Edmonton city council votes to remove minimum parking requirements

City council voted Tuesday to support the change to the city's zoning bylaws. With the change,  Edmonton will become the first major city in Canada to drop minimum parking requirements. 

With the change, Edmonton becomes first major city in Canada to drop parking minimums

Edmonton is the first major city in Canada to drop minimum parking requirements.  (Scott Neufeld/CBC)

Parking minimums for new developments will soon be a thing of the past in Edmonton.

City council voted unanimously Tuesday to support the change to the city's zoning bylaws.
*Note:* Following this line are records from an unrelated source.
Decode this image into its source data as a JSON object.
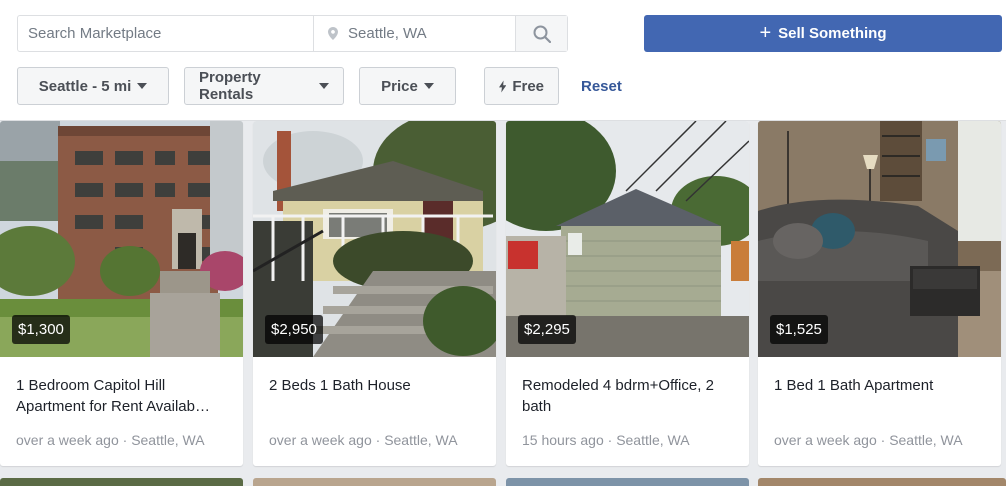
{
  "search": {
    "placeholder": "Search Marketplace",
    "location": "Seattle, WA"
  },
  "sell_button": "Sell Something",
  "filters": {
    "radius": "Seattle - 5 mi",
    "category": "Property Rentals",
    "price": "Price",
    "free": "Free",
    "reset": "Reset"
  },
  "listings": [
    {
      "price": "$1,300",
      "title": "1 Bedroom Capitol Hill Apartment for Rent Availab…",
      "time": "over a week ago",
      "location": "Seattle, WA"
    },
    {
      "price": "$2,950",
      "title": "2 Beds 1 Bath House",
      "time": "over a week ago",
      "location": "Seattle, WA"
    },
    {
      "price": "$2,295",
      "title": "Remodeled 4 bdrm+Office, 2 bath",
      "time": "15 hours ago",
      "location": "Seattle, WA"
    },
    {
      "price": "$1,525",
      "title": "1 Bed 1 Bath Apartment",
      "time": "over a week ago",
      "location": "Seattle, WA"
    }
  ],
  "meta_separator": "·",
  "colors": {
    "brand_blue": "#4267b2",
    "link_blue": "#365899",
    "background": "#e9ebee"
  }
}
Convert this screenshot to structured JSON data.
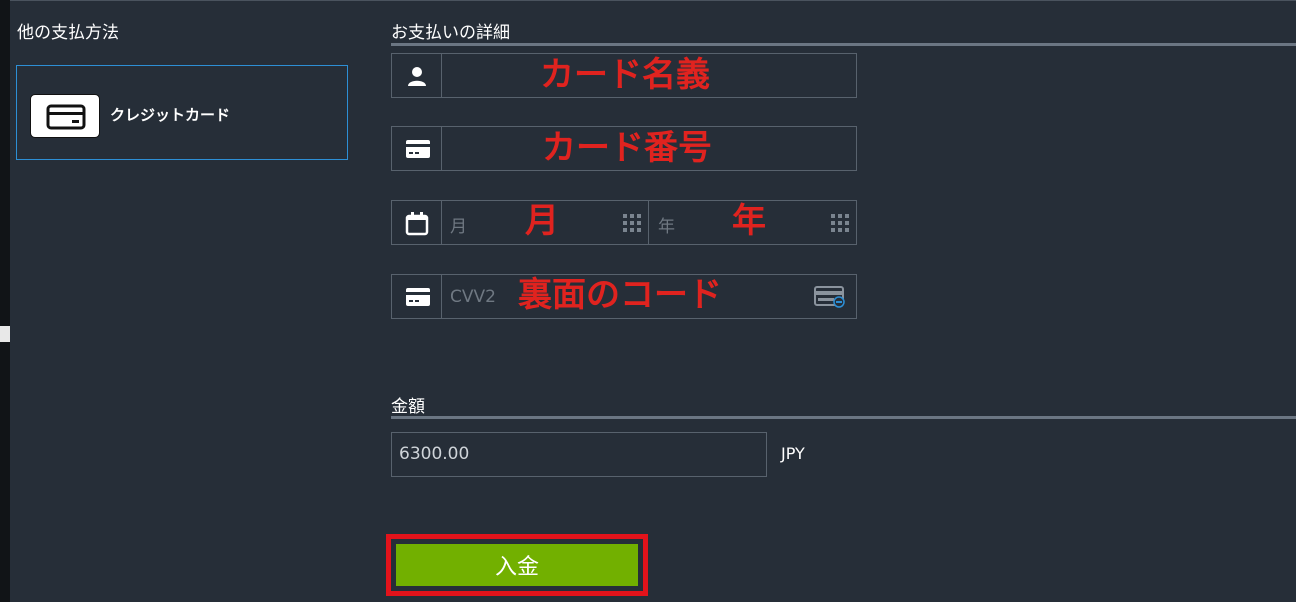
{
  "left_panel": {
    "title": "他の支払方法",
    "methods": [
      {
        "label": "クレジットカード",
        "icon": "credit-card-icon"
      }
    ]
  },
  "payment_details": {
    "title": "お支払いの詳細",
    "card_name": {
      "icon": "user-icon",
      "annotation": "カード名義"
    },
    "card_number": {
      "icon": "credit-card-icon",
      "annotation": "カード番号"
    },
    "expiry": {
      "icon": "calendar-icon",
      "month_placeholder": "月",
      "month_annotation": "月",
      "year_placeholder": "年",
      "year_annotation": "年"
    },
    "cvv": {
      "icon": "credit-card-icon",
      "placeholder": "CVV2",
      "annotation": "裏面のコード",
      "help_icon": "card-back-icon"
    }
  },
  "amount": {
    "title": "金額",
    "value": "6300.00",
    "currency": "JPY"
  },
  "submit": {
    "label": "入金"
  },
  "colors": {
    "background": "#262e38",
    "accent_border": "#2d8fd5",
    "annotation_red": "#e0231f",
    "button_green": "#72b000",
    "highlight_red": "#e3131b"
  }
}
With the change, Edmonton becomes the first major city in Canada to drop minimum parking requirements. 

The new rules come into effect July 2 and will affect the development and redevelopment of homes and businesses.

Previously, the city required businesses and developers to provide a specific number of spaces depending on the size and nature of the building, but now it will be up to the developer or business to decide how much on-site parking to have on their properties.

"Parking is a powerful, but often hidden force that shapes how our communities are designed and influences every aspect of how people live, work and move around," Kim Petrin, development services branch manager for the City of Edmonton, said in a news release.

Removing the requirements will help Edmonton become a more walkable, active city, Petrin said. 

Ashley Salvador, an urban planner who spoke in favour of ending parking requirements, said lifting the parking minimums will let business owners and developers decide how much — or how little — parking they need. 

City data shows that parking minimums have created an oversupply of parking in Edmonton, with usage rates sitting at around 50 per cent during peak hours, Salvador said.

"What this change does is a market-based approach, where we're removing government regulation and we're giving market the ability to sort out this oversupply and to reach a more efficient, optimal usage rate," she told CBC's Edmonton AM on Wednesday.

In its news release, the city said on-site parking can cost anywhere from $7,000 to $60,000 per stall and that Edmonton has an oversupply of on-site parking city-wide. 

Maximum parking requirements will remain in effect downtown and are being expanded in transit-oriented developments and main street areas.

The new rules also allow for businesses and homeowners to share parking, or lease out parking spaces to other properties, which the city says could help with on-street parking in redeveloped areas. 

City staff will monitor the effect of shared parking and report back to council next year.